La reconnaissance de Bio Guéra dépasse progressivement le cadre régional.
En 1975, il est officiellement distingué comme héros national.
Cette reconnaissance intervient dans un contexte où le Bénin cherche à construire et à mettre en avant une mémoire nationale autour des figures historiques de la résistance et de la souveraineté.
Bio Guéra occupe alors une place particulière.
Il représente le nord du pays, le monde baatonu et wasangari, ainsi qu’une forme de résistance militaire à la colonisation.
Son histoire permet également de rappeler que la résistance à la domination française ne s’est pas limitée aux grandes figures désormais célèbres de l’ancien royaume du Danxomè.
Dans le nord du territoire, d’autres sociétés ont également combattu la pénétration coloniale.
Les travaux de Luc Garcia montrent d’ailleurs que les années 1914 à 1917 sont marquées par plusieurs mouvements de résistance au Dahomey, notamment dans le nord de la colonie.
La mémoire de Bio Guéra est aujourd’hui visible dans l’espace public béninois.

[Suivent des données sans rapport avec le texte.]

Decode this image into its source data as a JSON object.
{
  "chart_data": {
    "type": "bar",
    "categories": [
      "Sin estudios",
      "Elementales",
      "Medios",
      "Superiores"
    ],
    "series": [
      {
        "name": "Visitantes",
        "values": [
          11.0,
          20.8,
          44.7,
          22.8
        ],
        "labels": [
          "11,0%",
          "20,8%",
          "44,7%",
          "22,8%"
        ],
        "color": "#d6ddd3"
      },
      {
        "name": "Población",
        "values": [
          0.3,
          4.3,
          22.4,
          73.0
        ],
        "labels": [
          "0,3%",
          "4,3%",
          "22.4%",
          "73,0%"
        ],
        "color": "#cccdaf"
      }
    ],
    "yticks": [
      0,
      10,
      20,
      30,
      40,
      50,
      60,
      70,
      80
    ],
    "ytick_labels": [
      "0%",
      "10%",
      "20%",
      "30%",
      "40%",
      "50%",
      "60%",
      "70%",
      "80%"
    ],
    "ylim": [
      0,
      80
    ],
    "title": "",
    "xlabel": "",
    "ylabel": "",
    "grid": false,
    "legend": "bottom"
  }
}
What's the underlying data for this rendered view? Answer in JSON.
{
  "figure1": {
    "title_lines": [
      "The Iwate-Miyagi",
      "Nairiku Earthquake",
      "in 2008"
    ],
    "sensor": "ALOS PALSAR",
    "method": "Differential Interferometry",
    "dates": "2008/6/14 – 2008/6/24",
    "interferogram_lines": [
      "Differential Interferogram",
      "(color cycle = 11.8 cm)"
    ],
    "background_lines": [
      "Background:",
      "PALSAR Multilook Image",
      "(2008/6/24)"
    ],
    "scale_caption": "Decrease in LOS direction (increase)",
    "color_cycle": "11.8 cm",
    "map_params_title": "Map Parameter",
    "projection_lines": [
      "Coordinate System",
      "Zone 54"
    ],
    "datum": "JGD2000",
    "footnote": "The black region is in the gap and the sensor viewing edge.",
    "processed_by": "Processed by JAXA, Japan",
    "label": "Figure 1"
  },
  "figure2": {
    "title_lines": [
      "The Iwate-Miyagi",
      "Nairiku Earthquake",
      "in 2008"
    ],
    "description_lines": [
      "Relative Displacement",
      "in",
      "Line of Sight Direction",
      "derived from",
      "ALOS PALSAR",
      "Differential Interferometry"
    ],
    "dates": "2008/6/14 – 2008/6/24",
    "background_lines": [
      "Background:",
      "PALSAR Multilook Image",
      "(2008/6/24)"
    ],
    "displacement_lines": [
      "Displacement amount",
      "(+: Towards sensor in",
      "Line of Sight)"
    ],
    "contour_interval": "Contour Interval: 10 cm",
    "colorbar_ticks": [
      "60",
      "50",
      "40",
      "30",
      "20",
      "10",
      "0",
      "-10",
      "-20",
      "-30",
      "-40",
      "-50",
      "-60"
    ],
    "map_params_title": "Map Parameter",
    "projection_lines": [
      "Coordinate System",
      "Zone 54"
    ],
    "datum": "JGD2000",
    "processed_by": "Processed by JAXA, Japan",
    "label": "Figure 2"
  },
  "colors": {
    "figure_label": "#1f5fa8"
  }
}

Une statue monumentale lui est consacrée au rond-point de l’aéroport international Cardinal Bernardin Gantin de Cadjehoun, à Cotonou.
Le monument mesure 10 mètres de hauteur totale, dont 7 mètres pour la statue elle-même, et pèse environ 13 tonnes.

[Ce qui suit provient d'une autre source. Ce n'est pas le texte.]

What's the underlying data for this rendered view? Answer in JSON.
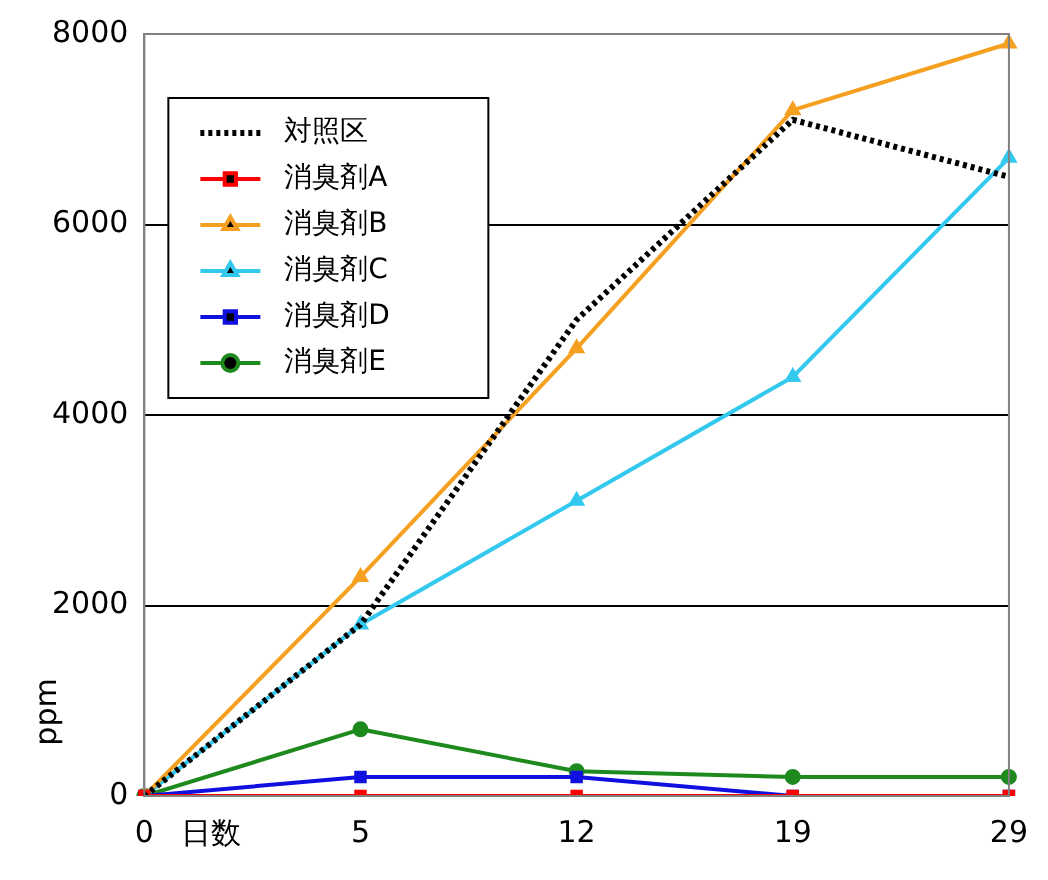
{
  "chart_data": {
    "type": "line",
    "xlabel": "日数",
    "ylabel": "ppm",
    "categories": [
      "0",
      "5",
      "12",
      "19",
      "29"
    ],
    "ylim": [
      0,
      8000
    ],
    "yticks": [
      0,
      2000,
      4000,
      6000,
      8000
    ],
    "grid": "y",
    "legend": "top left",
    "series": [
      {
        "name": "対照区",
        "color": "#000000",
        "values": [
          0,
          1800,
          5000,
          7100,
          6500
        ],
        "marker": "none",
        "line_style": "dotted"
      },
      {
        "name": "消臭剤A",
        "color": "#ff0000",
        "values": [
          0,
          0,
          0,
          0,
          0
        ],
        "marker": "square",
        "line_style": "solid"
      },
      {
        "name": "消臭剤B",
        "color": "#f5a020",
        "values": [
          0,
          2300,
          4700,
          7200,
          7900
        ],
        "marker": "triangle",
        "line_style": "solid"
      },
      {
        "name": "消臭剤C",
        "color": "#33c8ee",
        "values": [
          0,
          1800,
          3100,
          4400,
          6700
        ],
        "marker": "triangle",
        "line_style": "solid"
      },
      {
        "name": "消臭剤D",
        "color": "#1010e0",
        "values": [
          0,
          200,
          200,
          0,
          0
        ],
        "marker": "square",
        "line_style": "solid"
      },
      {
        "name": "消臭剤E",
        "color": "#1e8a1e",
        "values": [
          0,
          700,
          260,
          200,
          200
        ],
        "marker": "circle",
        "line_style": "solid"
      }
    ]
  }
}
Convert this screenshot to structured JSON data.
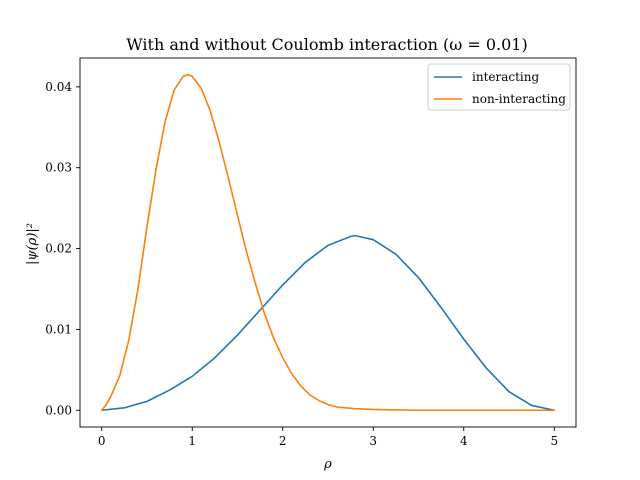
{
  "chart_data": {
    "type": "line",
    "title": "With and without Coulomb interaction (ω = 0.01)",
    "xlabel": "ρ",
    "ylabel": "|ψ(ρ)|²",
    "xlim": [
      -0.24,
      5.24
    ],
    "ylim": [
      -0.00207,
      0.04357
    ],
    "xticks": [
      0,
      1,
      2,
      3,
      4,
      5
    ],
    "xtick_labels": [
      "0",
      "1",
      "2",
      "3",
      "4",
      "5"
    ],
    "yticks": [
      0.0,
      0.01,
      0.02,
      0.03,
      0.04
    ],
    "ytick_labels": [
      "0.00",
      "0.01",
      "0.02",
      "0.03",
      "0.04"
    ],
    "grid": false,
    "legend_position": "top-right",
    "series": [
      {
        "name": "interacting",
        "color": "#1f77b4",
        "x": [
          0,
          0.25,
          0.5,
          0.75,
          1.0,
          1.25,
          1.5,
          1.75,
          2.0,
          2.25,
          2.5,
          2.75,
          2.8,
          3.0,
          3.25,
          3.5,
          3.75,
          4.0,
          4.25,
          4.5,
          4.75,
          5.0
        ],
        "y": [
          0.0,
          0.0003,
          0.0011,
          0.0025,
          0.0042,
          0.0065,
          0.0093,
          0.0124,
          0.0155,
          0.0183,
          0.0204,
          0.0215,
          0.0216,
          0.0211,
          0.0193,
          0.0164,
          0.0127,
          0.0088,
          0.0052,
          0.0023,
          0.0006,
          0.0
        ]
      },
      {
        "name": "non-interacting",
        "color": "#ff7f0e",
        "x": [
          0,
          0.05,
          0.1,
          0.2,
          0.3,
          0.4,
          0.5,
          0.6,
          0.7,
          0.8,
          0.9,
          0.95,
          1.0,
          1.1,
          1.2,
          1.3,
          1.4,
          1.5,
          1.6,
          1.7,
          1.8,
          1.9,
          2.0,
          2.1,
          2.2,
          2.3,
          2.4,
          2.5,
          2.6,
          2.8,
          3.0,
          3.2,
          3.5,
          4.0,
          4.5,
          5.0
        ],
        "y": [
          0.0,
          0.0007,
          0.0017,
          0.0043,
          0.0087,
          0.015,
          0.0227,
          0.0298,
          0.0357,
          0.0396,
          0.0413,
          0.0415,
          0.0413,
          0.0398,
          0.037,
          0.0331,
          0.0287,
          0.0241,
          0.0196,
          0.0156,
          0.0119,
          0.0089,
          0.0065,
          0.0045,
          0.003,
          0.0019,
          0.0012,
          0.0007,
          0.0004,
          0.0002,
          0.0001,
          5e-05,
          0.0,
          0.0,
          0.0,
          0.0
        ]
      }
    ]
  }
}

Source : Gouvernement de la République du Bénin, Monument Bio Guera
Le choix de placer cette figure du nord du Bénin dans la capitale économique du pays possède une forte portée symbolique.
Bio Guéra n’est plus seulement le héros du Borgou.
Il devient une figure de l’histoire nationale.
Le monument rappelle officiellement son combat pour la liberté, la dignité et la souveraineté.
Il existe aujourd’hui deux Bio Guéra.
Le premier est le personnage historique.
Un prince guerrier du Borgou, engagé dans les bouleversements provoqués par la conquête coloniale, qui prend part aux combats de la fin du XIXe siècle puis dirige une résistance importante dans les années 1915 et 1916.
Le second est le personnage mémoriel.
C’est le héros national, le symbole du courage, de la dignité et du refus de la domination étrangère.
Ces deux personnages ne sont pas contradictoires.
Mais ils ne doivent pas être confondus.
L’historien cherche à reconstituer ce que les sources permettent réellement d’établir. La mémoire collective, elle, cherche aussi à donner un sens au passé.
C’est précisément cette tension qui rend Bio Guéra si intéressant.
Plus d’un siècle après sa mort, le nom de Bio Guéra continue de résonner au Bénin.
Son histoire rappelle que la colonisation ne fut pas un processus accepté passivement par les populations.
Elle fut aussi une succession de résistances, de négociations, de conflits et de refus.
Dans le Borgou, Bio Guéra fut l’une des figures les plus importantes de cette opposition.
Il mourut le 17 décembre 1916, mais son combat ne s’arrêta pas avec sa mort.
Il se poursuivit dans la mémoire.
Dans les récits transmis par les générations.
Dans les livres.
Dans les travaux des historiens.
Et aujourd’hui, dans les monuments qui lui sont consacrés.
Bio Guéra n’est donc pas seulement le nom d’un guerrier mort au combat.
Il est devenu le symbole d’une question qui traverse toute l’histoire coloniale africaine :
Que reste-t-il d’un peuple lorsqu’une puissance étrangère prétend décider à sa place de son territoire, de ses dirigeants et de son avenir ?
Plus d’un siècle après les combats du Borgou, cette question donne encore à l’histoire de Bio Guéra une résonance particulière.